EIS Fund Complements ISA for Tax Breaks

Risks of EIS investments ‘exaggerated’ says Oxford Capital.


15 February 2010, Oxford, UK

Investors who have already hit their ISA savings limit for the current tax year can continue investing tax efficiently through EIS Funds and save 20 per cent in income tax.  According to Oxford Capital the risk of investing in entrepreneurial growth businesses through EIS investments is often exaggerated and the potential for high returns is better than it has been for several years.

With 50 per cent income tax a reality from 6 April 2010, investors in Oxford Capital’s EIS Funds will receive generous tax breaks from the government.  An investor who subscribes in their Approved EIS fund can crystallize 20% income tax relief in the current 2009/10 tax year.

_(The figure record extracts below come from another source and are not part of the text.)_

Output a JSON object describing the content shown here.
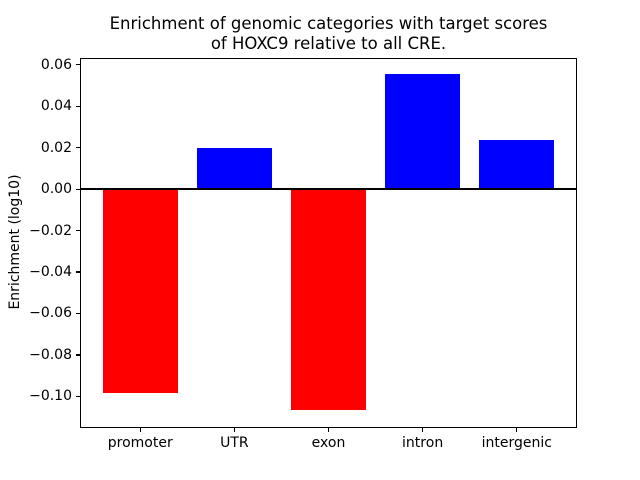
{
  "figure": {
    "background_color": "#ffffff",
    "frame_color": "#000000",
    "text_color": "#000000"
  },
  "chart_data": {
    "type": "bar",
    "title": "Enrichment of genomic categories with target scores\nof HOXC9 relative to all CRE.",
    "xlabel": "",
    "ylabel": "Enrichment (log10)",
    "categories": [
      "promoter",
      "UTR",
      "exon",
      "intron",
      "intergenic"
    ],
    "values": [
      -0.0985,
      0.02,
      -0.1065,
      0.0553,
      0.0237
    ],
    "bar_colors": [
      "#ff0000",
      "#0000ff",
      "#ff0000",
      "#0000ff",
      "#0000ff"
    ],
    "positive_color": "#0000ff",
    "negative_color": "#ff0000",
    "bar_width": 0.8,
    "xlim": [
      -0.64,
      4.64
    ],
    "ylim": [
      -0.115,
      0.0635
    ],
    "yticks": [
      0.06,
      0.04,
      0.02,
      0.0,
      -0.02,
      -0.04,
      -0.06,
      -0.08,
      -0.1
    ],
    "ytick_labels": [
      "0.06",
      "0.04",
      "0.02",
      "0.00",
      "−0.02",
      "−0.04",
      "−0.06",
      "−0.08",
      "−0.10"
    ],
    "grid": false,
    "legend": null,
    "zero_line": true
  }
}
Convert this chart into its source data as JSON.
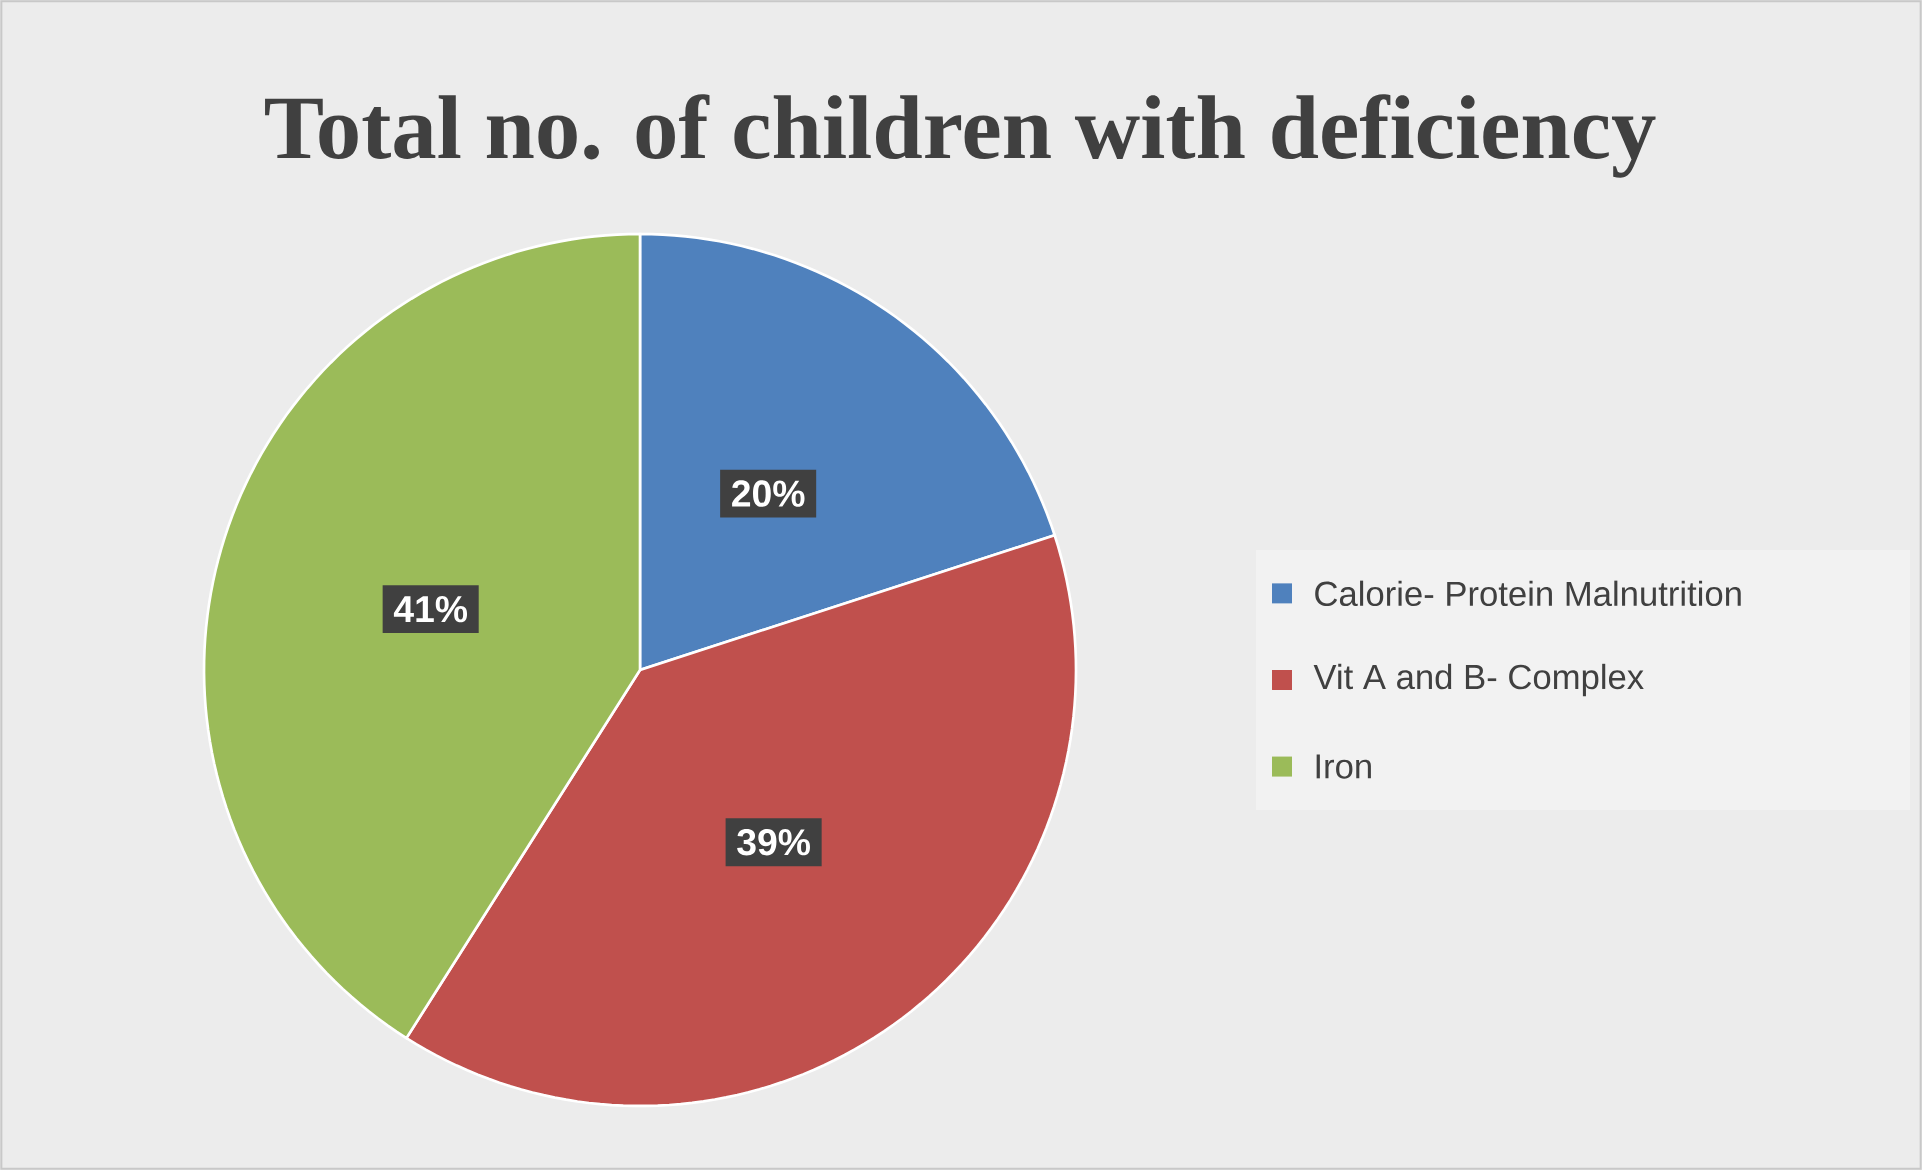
{
  "chart_data": {
    "type": "pie",
    "title": "Total no. of children with deficiency",
    "categories": [
      "Calorie- Protein Malnutrition",
      "Vit A and B- Complex",
      "Iron"
    ],
    "values": [
      20,
      39,
      41
    ],
    "colors": [
      "#4f81bd",
      "#c0504d",
      "#9bbb59"
    ],
    "value_labels": [
      "20%",
      "39%",
      "41%"
    ],
    "legend": "right"
  }
}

Ted Mott, chief executive Oxford Capital says:
“I’ve heard much misguided comment saying that EIS investments are unnecessarily high risk.  Of course there is risk in private equity investment, but by using funds such as Oxford Capital’s EIS Funds, investors receive a balanced, diversified portfolio of companies, spread over industry sectors and development stages.  They receive 20 per cent of their investment back as tax relief on investment and they still have the outstanding growth potential of investing in exciting emerging businesses.  Our first fund, for example, returned our investors 164 per cent growth over 7 years and the prospects for many emerging companies are strong at this stage of the economic cycle.

“The tax breaks don’t stop with income tax either. Investors pay no capital gains tax on profits and the entire portfolio is completely free from inheritance tax once investments have been held for two years.  What’s more if one of our portfolio companies does fail, then the government also offers loss relief which can potentially be up to 48% of the value of the original investment.  After a decade when the supposedly low risk S&P index dropped in value by 10 per cent, the idea that a tax efficient, well balanced portfolio of growth companies is high risk is debatable.

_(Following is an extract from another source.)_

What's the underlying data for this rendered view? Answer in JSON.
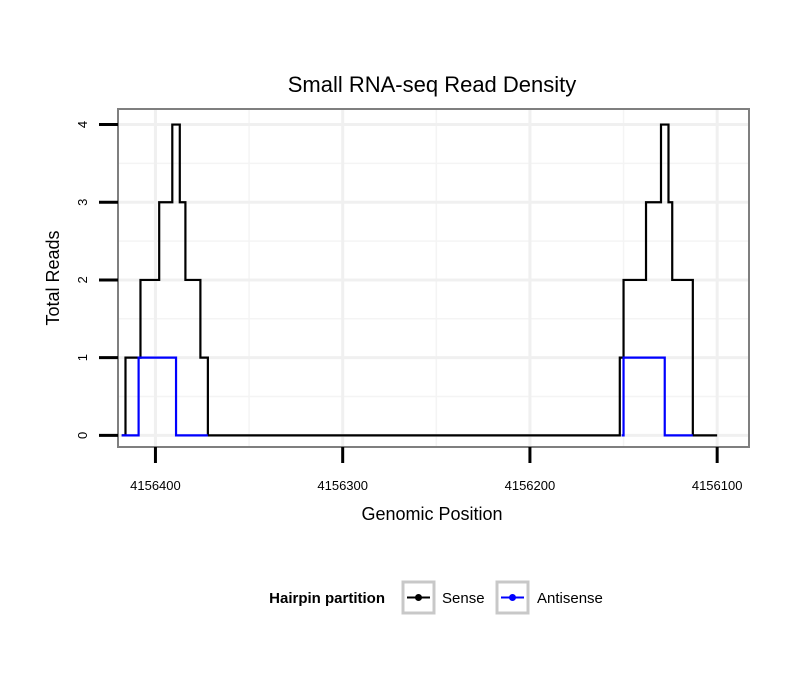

“People don’t think about risk logically.  More pedestrians are injured each year than passengers are hurt in aircraft accidents, but you don’t hear people say they are afraid of crossing the road.  It’s the same with EIS Funds – the risks do exist but they are well managed and the tax incentives for investors are fantastic.  Compare that with a cash deposit where typically people are losing 2 per cent in real buying power each year once interest rates and inflation are taken into account.”

The Oxford Gateway EIS Funds invest in a portfolio of entrepreneurial growth businesses and offer generous tax incentives:

  • 20 per cent income tax relief on up to £500,000 of capital per tax year
  • Tax free gains - on up to £500,000 invested per tax year
  • 100 per cent inheritance tax exemption after two years on unlimited amounts
  • The potential to save 22 per cent capital gains tax on gains taxed at 40% in the 2006-07 and 2007-08 tax years under the current 18% rate

Investors can choose to invest in Oxford Capital’s “Approved” EIS fund and receive their income tax relief for the current tax year, or in the “Unapproved” EIS fund, which gives tax relief as the underlying investments are made.

The Oxford Gateway EIS Funds are designed for private investors with a minimum investment of £25,000, up to a maximum of £2 million.  The EIS fund structure was pioneered by Oxford Capital and has the benefit of a fully discretionary portfolio service approach.  The funds have an initial fee of five per cent and an annual management fee of two and a half per cent.  There is a performance fee of 20 per cent of the funds’ net return after 100 per cent return of investors’ capital.